The confusing that is Copilot Chat
Of these, Copilot Chat seems the richest, but it’s confusing how to change models. With Code Companion, you had to set up something in your lua script to get different models, but here you get a prebaked lis,t and it is not clear how they are called. One confusing thing is that you have to run :CopilotChat once to get it to load as it is lazy loaded.
They have a collection of model providers (and you can add your own with your lua setup). If you use the ollama model, then you get all models that are currently running, but note that you don’t get the things behind the colon, so only models with the latest tag, I think.

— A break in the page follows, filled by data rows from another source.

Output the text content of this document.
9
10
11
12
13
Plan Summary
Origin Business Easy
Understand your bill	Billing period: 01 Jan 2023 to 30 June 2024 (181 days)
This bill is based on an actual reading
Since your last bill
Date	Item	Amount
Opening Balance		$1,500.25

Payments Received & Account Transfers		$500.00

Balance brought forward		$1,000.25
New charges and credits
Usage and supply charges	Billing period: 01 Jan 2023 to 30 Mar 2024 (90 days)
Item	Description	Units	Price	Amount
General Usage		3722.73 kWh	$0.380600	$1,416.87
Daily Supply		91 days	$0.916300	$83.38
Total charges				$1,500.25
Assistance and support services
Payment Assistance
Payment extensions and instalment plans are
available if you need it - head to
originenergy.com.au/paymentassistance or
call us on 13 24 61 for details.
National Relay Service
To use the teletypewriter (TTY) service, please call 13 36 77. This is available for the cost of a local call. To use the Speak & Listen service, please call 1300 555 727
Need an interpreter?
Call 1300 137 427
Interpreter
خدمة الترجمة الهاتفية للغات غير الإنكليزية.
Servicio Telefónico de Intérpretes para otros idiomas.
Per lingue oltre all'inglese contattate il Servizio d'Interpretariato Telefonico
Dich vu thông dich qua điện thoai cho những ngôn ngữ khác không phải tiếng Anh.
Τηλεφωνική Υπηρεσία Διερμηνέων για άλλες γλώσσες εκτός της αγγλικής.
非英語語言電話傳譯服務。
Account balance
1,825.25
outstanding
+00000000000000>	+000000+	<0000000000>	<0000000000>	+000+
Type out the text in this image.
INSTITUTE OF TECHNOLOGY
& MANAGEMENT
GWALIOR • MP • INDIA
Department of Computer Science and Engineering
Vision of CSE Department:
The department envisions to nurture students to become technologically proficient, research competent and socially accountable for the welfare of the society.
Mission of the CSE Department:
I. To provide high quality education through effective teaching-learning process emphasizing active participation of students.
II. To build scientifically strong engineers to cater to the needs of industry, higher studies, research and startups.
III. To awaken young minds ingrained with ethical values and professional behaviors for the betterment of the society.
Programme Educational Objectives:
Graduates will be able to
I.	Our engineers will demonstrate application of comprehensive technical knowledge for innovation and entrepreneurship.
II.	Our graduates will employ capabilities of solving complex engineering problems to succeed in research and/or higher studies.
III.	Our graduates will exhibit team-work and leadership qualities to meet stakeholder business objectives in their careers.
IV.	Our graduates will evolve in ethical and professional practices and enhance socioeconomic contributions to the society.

One thing that is not clear is that out of the box, it only supports
- Copilot. Your usage depends on your Copilot plan; with the free tier, you are rate limited
- GitHub Marketplace. This stuff is very experimental, but there is a Copilot model farm now so that other providers can plug in. I’ve found this to have all kinds of context length issues, but Deathbeam just fixed this. But it is heavily rate limited
Additional providers. You have to create a $XDGCONFIG/nvim/lua/plugins/copilotcompanion.lua
to add these
The command lines are in two places, the LazyVim configuration and assuming your Leader key is the default backslash. There are also default key mappings in the plugin itself. One of the nice things about default LazyVim is that if you type a partial key like just Leader, it will show you all the available commands, so you don’t have to memorize all this (at least not immediately):
# From LazyVim
<leader>aa - This opens and closes the Copilot Chat window that is to the right of your code
<leader>ax - This resets Copilot Chat
<leader>aq - Quick Chat
<leader>ap - Select the preprogrammed prompt you want
# Defaults from plugin when chat is open, so for insert and normal
<Tab> - Trigger or accept completion
<C-c> or q - Close chat
<C-l> - Clear all the chats
<C-s> or <CR> - Submit prompt to model
grr - Sticky prompt for the line under the cursove
grx - clear all sticky prompts
<C-y> - Accept nearest diff
gj - Jump to nearest diff
gqa - add all answers from chat to quickfix list
gqd - Add all diffs from chat to quickfix
gy - Yank diff to register
gd - Show current diff from source
gi - info on current chat
gc - context of current chat
gh - Help
# There are predefined prompts you can use in the chat window
/Explain - explain the code
/Review - review the selected code in buffer
/Fix - Fix the bugs
/Optimize - optimize for readability
/Docs - Add comments
/Tests - Test Generation
/Commit - Write commit message with commitizen format
# Sticky prompts work across chat sessions and are set like this
> #files
> List all files
# Insert parts of what you are editing into the context
#buffer:2 - Insert buffer number 2
#buffers - Insert all buffers
#files:\*.lua - insert all files ending with .lua
#file:foo.py - insert foo.py
#filenames - all files you are editing
#git - the git diff
#url:https://tne.ai - insert a web page
#register:a - insert register a contents
#quickfix - all the files being fixed
#system:ls - run a system command and return output
# To set up the model for the chat, just hit $ to get a list
$gemma3:70b
# to run an agent just go to https://github.com/marketplace?type=apps&copilot_app=true
# then choose Add and it will appear when hit the @ sign
@perplexity
To add the other providers, you need to edit that magic file. See the section on Code Companion coming up, but here are some samples from Jellydn, but basically if you just want to take the defaults and add providers, it’s pretty simple because LazyVim just adds what you put in your plugin into the defaults, so you can add Ollama. Note that the current documentation has an extra set of braces, so remove those and then you set the model in the function for the default
return {
"CopilotC-Nvim/CopilotChat.nvim",
opts = function()
return {
model = "deepseek-r1:70b",
providers = {
-- insert provider code here
ollama = {},
mistral = {...},
openrouter = {...}
},
}
end,
}
You do need to replace the picker with something fancier.